Recent releases¶

v2.1.3¶

Minor compatibility fixes

v2.1.2¶

Minor compatibility fixes

v2.1.1¶

Windows support in serial mode (do not require faster-fifo on Windows)
Allow Torch 2 (versions 2.0.1+ seem to work fine)

v2.1.0¶

Use gymnasium instead of gym dependency. See https://gymnasium.farama.org/content/basic_usage/ New compatibility layer added to automatically convert legacy gym environments to gymnasium environments. Still, it is likely that some of the user code will need to be manually updated to use gymnasium instead of gym. Apologies for the inconvenience, but hopefully this is the last major change before Gym API finally stabilizes.

v2.0.3¶

Added cfg parameters --lr_adaptive_min and --lr_adaptive_max to control the minimum and maximum adaptive learning rate
Added Brax environment support + custom brax renderer for enjoy scripts
Automatically set --recurrence based on feed-forward vs RNN training
Added --enjoy_script and --train_script for generating the model card when uploading to the Hugging Face Hub (thank you Andrew!)
Fixed video name when generating Hugging Face model card
Fixed small DMLab-related bug (thank you Lucy!)

v2.0.2¶

cfg.json renamed to config.json for consistency with other HuggingFace integrations
We can still load from legacy checkpoints (cfg.json will be renamed to config.json)
Fixed a bug in enjoy.py with multi-agent envs

v2.0.1¶

Added MuJoCo & IsaacGym examples to the PyPI package
Added missing __init__.py files

v2.0.0¶

Major update, adds new functionality, changes API and configuration parameters

Major API update, codebase rewritten from scratch for better maintainability and clarity
Synchronous and asynchronous training modes
Serial and parallel execution modes
Support for vectorized and GPU-accelerated environments in batched sampling mode
Integration with Hugging Face Hub
New environment integrations, CI, and 40+ documentation pages

See v1 to v2 transition guide for details.

v1.121.4¶

Support Weights and Biases (see section "WandB support")

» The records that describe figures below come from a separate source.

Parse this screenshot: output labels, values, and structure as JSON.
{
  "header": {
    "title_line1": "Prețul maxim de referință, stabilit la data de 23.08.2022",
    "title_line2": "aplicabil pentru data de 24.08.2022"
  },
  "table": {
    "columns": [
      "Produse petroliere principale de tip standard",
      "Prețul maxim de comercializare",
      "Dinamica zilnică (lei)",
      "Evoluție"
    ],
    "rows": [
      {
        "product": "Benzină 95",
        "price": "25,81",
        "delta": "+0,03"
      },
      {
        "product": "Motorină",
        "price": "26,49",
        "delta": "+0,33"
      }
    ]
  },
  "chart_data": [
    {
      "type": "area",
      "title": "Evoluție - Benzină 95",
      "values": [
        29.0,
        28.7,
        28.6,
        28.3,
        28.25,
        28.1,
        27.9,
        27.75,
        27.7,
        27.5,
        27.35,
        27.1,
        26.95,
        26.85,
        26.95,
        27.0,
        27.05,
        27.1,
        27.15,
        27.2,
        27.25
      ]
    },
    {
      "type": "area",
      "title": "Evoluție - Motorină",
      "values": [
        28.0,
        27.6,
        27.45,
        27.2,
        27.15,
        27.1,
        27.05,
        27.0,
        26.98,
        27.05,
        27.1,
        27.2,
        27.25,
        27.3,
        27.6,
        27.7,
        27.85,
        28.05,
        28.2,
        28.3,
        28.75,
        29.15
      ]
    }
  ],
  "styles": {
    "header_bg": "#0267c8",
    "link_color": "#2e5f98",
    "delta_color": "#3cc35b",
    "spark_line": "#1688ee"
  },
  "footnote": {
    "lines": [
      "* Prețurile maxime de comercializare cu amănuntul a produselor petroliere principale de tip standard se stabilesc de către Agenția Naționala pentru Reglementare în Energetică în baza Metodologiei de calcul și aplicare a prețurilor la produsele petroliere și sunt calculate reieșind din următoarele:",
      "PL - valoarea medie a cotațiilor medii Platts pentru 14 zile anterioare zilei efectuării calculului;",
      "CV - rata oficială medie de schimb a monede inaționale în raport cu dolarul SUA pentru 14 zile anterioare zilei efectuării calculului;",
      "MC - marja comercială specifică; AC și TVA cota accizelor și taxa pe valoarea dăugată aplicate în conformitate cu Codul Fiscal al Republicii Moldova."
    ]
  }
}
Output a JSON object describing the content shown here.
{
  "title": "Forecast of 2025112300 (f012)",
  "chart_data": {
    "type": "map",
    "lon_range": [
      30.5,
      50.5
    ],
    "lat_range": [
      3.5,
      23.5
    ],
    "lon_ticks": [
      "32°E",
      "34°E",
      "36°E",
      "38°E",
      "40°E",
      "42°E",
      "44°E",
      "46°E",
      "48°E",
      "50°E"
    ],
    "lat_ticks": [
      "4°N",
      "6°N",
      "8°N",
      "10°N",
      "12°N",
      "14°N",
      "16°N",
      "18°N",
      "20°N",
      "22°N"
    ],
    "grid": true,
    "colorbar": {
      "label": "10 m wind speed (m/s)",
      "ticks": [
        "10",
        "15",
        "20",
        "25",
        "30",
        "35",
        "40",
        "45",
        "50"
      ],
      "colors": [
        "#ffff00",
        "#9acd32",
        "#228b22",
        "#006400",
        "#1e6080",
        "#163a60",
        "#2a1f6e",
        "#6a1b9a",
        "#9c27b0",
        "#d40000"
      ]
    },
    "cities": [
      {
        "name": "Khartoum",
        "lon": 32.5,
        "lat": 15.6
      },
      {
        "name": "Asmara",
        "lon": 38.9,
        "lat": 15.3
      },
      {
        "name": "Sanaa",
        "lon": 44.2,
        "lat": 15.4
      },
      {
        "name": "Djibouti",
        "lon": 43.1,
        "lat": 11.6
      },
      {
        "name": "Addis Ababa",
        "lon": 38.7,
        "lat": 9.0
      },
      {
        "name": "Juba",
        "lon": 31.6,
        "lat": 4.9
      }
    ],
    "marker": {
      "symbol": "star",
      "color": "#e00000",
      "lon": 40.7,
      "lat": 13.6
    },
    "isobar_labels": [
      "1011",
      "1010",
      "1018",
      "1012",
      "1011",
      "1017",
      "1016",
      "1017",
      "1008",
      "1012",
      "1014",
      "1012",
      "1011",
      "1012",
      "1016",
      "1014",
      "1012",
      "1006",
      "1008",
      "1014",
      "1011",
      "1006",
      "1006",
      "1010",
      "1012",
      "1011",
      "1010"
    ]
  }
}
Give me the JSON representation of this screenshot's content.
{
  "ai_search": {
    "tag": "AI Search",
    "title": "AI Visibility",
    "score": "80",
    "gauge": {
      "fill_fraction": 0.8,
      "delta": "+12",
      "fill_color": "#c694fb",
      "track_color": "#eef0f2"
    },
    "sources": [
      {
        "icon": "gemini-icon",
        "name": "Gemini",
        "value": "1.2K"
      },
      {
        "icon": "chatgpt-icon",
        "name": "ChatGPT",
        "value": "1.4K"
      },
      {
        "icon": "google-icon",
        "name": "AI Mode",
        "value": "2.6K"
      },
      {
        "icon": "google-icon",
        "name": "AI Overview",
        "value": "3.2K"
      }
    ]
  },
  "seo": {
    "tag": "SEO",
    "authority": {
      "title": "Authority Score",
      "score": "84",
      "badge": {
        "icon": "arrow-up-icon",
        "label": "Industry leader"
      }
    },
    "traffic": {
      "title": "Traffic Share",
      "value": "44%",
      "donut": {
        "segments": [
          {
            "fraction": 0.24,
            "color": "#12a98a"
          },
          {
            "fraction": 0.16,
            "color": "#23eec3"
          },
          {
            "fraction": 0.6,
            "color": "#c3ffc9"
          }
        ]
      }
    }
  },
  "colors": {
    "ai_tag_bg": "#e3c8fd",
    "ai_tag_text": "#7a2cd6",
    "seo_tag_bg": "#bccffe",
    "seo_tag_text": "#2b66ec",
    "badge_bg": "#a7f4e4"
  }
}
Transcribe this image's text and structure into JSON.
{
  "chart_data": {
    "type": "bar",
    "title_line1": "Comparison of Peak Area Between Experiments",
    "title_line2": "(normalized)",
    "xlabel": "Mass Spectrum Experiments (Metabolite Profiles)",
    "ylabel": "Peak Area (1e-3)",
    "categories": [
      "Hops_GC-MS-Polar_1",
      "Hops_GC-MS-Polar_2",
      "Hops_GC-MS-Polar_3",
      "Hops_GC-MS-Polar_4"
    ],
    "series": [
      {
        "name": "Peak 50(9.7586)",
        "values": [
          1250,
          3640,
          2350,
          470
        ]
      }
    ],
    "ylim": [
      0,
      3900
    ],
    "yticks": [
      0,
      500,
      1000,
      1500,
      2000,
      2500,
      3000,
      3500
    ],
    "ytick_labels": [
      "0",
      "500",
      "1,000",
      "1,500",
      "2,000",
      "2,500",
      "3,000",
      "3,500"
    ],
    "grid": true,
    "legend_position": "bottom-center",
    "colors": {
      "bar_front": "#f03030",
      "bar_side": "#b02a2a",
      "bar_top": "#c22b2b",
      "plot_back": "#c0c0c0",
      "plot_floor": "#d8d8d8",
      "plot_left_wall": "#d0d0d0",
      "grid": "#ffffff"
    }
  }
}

More configurable population-based training: can set from command line whether or not to mutate gamma, plus the perturbation magnitude for all float hyperparams can also be set from command line:

--pbt_optimize_gamma: Whether to optimize gamma, discount factor, or not (experimental) (default: False)
--pbt_perturb_min: When PBT mutates a float hyperparam, it samples the change magnitude randomly from the uniform distribution [pbt_perturb_min, pbt_perturb_max] (default: 1.05)
--pbt_perturb_max: When PBT mutates a float hyperparam, it samples the change magnitude randomly from the uniform distribution [pbt_perturb_min, pbt_perturb_max] (default: 1.5)

v1.121.3¶

Fixed a small bug related to population-based training (a reward shaping dictionary was assumed to be a flat dict, while it could be a nested dict in some envs)

v1.121.2¶

Fixed a bug that prevented Vizdoom *.cfg and *.wad files from being copied to site-packages during installation from PyPI
Added example on how to use custom Vizdoom envs without modifying the source code (sample_factory_examples/train_custom_vizdoom_env.py)

v1.121.0¶

Added fixed KL divergence penalty as in https://arxiv.org/pdf/1707.06347.pdf Its usage is highly encouraged in environments with continuous action spaces (i.e. set --kl_loss_coeff=1.0). Otherwise numerical instabilities can occur in certain environments, especially when the policy lag is high
More summaries related to the new loss

v1.120.2¶

More improvements and fixes in runner interface, including support for NGC cluster

v1.120.1¶

Runner interface improvements for Slurm

v1.120.0¶

Support inactive agents. To deactivate an agent for a portion of the episode the environment should return info={'is_active': False} for the inactive agent. Useful for environments such as hide-n-seek.
Improved memory consumption and performance with better shared memory management.
Experiment logs are now saved into the experiment folder as sf_log.txt
DMLab-related bug fixes (courtesy of @donghoonlee04 and @sungwoong. Thank you!)